Communications Protocol

The communications protocol is identical for both TCP and UDP and consists of a simple request-response sequence.

Each request is a single message consisting of -

  1. a single byte request type
  2. a single byte giving name length,
  3. a single byte specifying the type of port being registered or looked up, or a nul byte for probe operations.
  4. a single nul byte.
  5. a four byte port number in network byte order must be present for register operations, otherwise this is zero.
  6. a service name of 0 to GDO_NAME_MAX_LEN bytes (or two IP addresses in network byte order and an optional list of additional addresses for probe operations)
  7. 0 to GDO_NAME_MAX_LEN nul bytes padding the service name to its full size.
  8. a terminating nul byte.

The total is always sent in a packet with everything after the service name (except the final byte) cleared to nul bytes.

Each response consists of at least 4 bytes and depends on the corresponding Request Type and where it came from as follows -

GDO_LOOKUP
Looks up the server name and returns its port number. Response is the port number in network byte order, or zero if the named server was not registered.
GDO_REGISTER
Registers the given server name with a port number. This service is only available to processes on the same host as the name server. Response is the port number in network byte order, or zero if the named server was already registered.
GDO_UNREG
Un-register the server name and return old port number. If the server name is of length zero, and the port is non-zero then all names for the port are unregistered. This service is only available to a process on the same host as this name server. Response is the old port number in network byte order, or zero if the name could not be un-registered. If multiple names were unregistered the response is the port for those names.
GDO_SERVERS
Return a list of the known servers on the local net. Response is an unsigned long (in network byte order) saying how many servers the name server knows about, followed by a list of their IP addresses in network byte order. NB. This response may not be possible over UDP as the response length may exceed the maximum UDP packet size.
GDO_NAMES
Return a list of registered names known to the server. Response is an unsigned long (in network byte order) saying how many bytes of data are to follow, followed by a list of the names each preceeded by the name length (a single byte) and port type (a byte). NB. This response may not be possible over UDP as the response length may exceed the maximum UDP packet size.
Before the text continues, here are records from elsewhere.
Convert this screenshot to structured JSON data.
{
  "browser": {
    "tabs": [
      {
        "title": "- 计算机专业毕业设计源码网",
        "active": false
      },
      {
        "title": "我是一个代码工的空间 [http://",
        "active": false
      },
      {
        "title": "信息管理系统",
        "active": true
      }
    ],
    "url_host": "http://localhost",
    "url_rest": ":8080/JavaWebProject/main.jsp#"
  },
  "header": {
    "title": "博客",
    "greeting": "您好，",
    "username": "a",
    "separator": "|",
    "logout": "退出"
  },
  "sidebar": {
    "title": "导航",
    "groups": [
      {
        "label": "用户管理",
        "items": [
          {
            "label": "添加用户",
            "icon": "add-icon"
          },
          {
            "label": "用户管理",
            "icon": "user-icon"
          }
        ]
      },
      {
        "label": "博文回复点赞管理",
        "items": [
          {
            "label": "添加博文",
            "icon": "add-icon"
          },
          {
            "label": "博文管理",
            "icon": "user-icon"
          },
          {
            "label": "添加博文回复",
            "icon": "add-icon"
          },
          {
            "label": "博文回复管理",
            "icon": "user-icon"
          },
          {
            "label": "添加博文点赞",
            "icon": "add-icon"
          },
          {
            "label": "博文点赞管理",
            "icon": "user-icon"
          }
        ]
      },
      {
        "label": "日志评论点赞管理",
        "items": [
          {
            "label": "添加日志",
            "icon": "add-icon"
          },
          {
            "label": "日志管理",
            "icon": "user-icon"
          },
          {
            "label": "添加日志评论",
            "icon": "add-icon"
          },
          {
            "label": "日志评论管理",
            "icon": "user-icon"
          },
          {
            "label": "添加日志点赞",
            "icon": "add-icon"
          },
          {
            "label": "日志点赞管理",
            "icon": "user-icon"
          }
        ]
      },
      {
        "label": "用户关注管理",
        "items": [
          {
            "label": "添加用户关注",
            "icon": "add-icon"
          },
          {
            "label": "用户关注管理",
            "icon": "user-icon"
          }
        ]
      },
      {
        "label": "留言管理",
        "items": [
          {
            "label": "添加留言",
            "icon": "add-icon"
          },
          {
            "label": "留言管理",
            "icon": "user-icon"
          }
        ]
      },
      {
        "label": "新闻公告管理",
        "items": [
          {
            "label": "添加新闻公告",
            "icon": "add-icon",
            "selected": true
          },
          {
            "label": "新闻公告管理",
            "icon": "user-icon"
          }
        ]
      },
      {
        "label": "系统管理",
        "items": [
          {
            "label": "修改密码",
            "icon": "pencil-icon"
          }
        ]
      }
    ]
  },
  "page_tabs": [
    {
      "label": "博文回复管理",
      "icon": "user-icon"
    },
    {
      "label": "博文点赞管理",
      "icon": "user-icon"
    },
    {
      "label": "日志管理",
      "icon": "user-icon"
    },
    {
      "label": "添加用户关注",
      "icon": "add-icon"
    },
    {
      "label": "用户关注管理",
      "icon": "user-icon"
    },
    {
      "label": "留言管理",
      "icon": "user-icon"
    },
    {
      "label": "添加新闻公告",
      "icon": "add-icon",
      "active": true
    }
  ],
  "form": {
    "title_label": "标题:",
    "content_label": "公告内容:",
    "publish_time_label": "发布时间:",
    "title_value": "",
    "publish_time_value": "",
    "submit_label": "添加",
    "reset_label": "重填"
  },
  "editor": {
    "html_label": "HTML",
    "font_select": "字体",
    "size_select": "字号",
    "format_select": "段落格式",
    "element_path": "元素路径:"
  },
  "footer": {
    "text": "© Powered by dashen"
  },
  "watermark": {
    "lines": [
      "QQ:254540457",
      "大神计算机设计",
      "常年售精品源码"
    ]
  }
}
The following are used for communications between name servers -

GDO_PROBE
Requests a response Passes two IP addresses in the name field - first the address of the sender, next that of the recipient. The packet may (optionally) include a variable number of addresses (as specified by the name length minus the size of the two addresses), each of which is an internet address on which the sender is also listening. For a request from a name server via UDP there is no response, but a GDO_REPLY request is sent. For a request from a non-name-server, or a TCP connect, the response is the port number of this server in network byte order.
GDO_PREPLY
Replies to a GDO_PROBE via UDP from a name server. The format of the message is as for GDO_PROBE. No response is sent.

Notes for Packagers

The gdomap process is a system daemon used to coordinate services between different machines. As such it should be started (as root) at system boot time (if inter-host messaging is desired), and you need to write the appropriate startup scripts for your system and put them in place when the package is installed.
Alternatively you may install gdomap setuid to run as root, and GNUstep programs will launch it on demand ... but this is not recommended as it provides lass control than when you write a proper startup script.
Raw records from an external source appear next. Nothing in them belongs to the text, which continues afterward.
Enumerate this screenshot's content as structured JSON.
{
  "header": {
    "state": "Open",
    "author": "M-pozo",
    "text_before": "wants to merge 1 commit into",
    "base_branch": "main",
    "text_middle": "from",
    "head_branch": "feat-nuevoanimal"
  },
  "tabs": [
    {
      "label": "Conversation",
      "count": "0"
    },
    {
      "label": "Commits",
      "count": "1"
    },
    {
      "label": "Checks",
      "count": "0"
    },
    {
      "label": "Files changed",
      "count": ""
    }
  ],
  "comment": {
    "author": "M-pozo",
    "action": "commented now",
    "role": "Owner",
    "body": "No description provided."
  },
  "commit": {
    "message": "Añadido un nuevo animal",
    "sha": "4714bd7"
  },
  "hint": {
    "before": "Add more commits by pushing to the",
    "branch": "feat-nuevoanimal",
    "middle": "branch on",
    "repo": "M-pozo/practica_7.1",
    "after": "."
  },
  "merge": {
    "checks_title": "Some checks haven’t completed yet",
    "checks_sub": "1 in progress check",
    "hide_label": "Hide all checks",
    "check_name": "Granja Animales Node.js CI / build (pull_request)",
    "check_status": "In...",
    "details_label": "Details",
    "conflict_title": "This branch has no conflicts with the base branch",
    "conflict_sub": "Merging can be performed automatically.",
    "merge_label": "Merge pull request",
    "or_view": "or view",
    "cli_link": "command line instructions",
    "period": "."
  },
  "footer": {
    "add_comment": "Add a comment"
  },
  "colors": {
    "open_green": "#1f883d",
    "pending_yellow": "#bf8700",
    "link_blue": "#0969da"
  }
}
The default operation of gdomap is to probe the hosts on the local network to find other machines with copies of gdomap running, so that all the machines on the network can be kept informed of the seervices provided by GNUstep servers.
This probing may be considered unfriendly by other users of the LAN, so it is usually better to provide a configuration file specifying the IP addresses of machines to be probed, and start up gdomap at boot time with the command line option to tell it to read the file.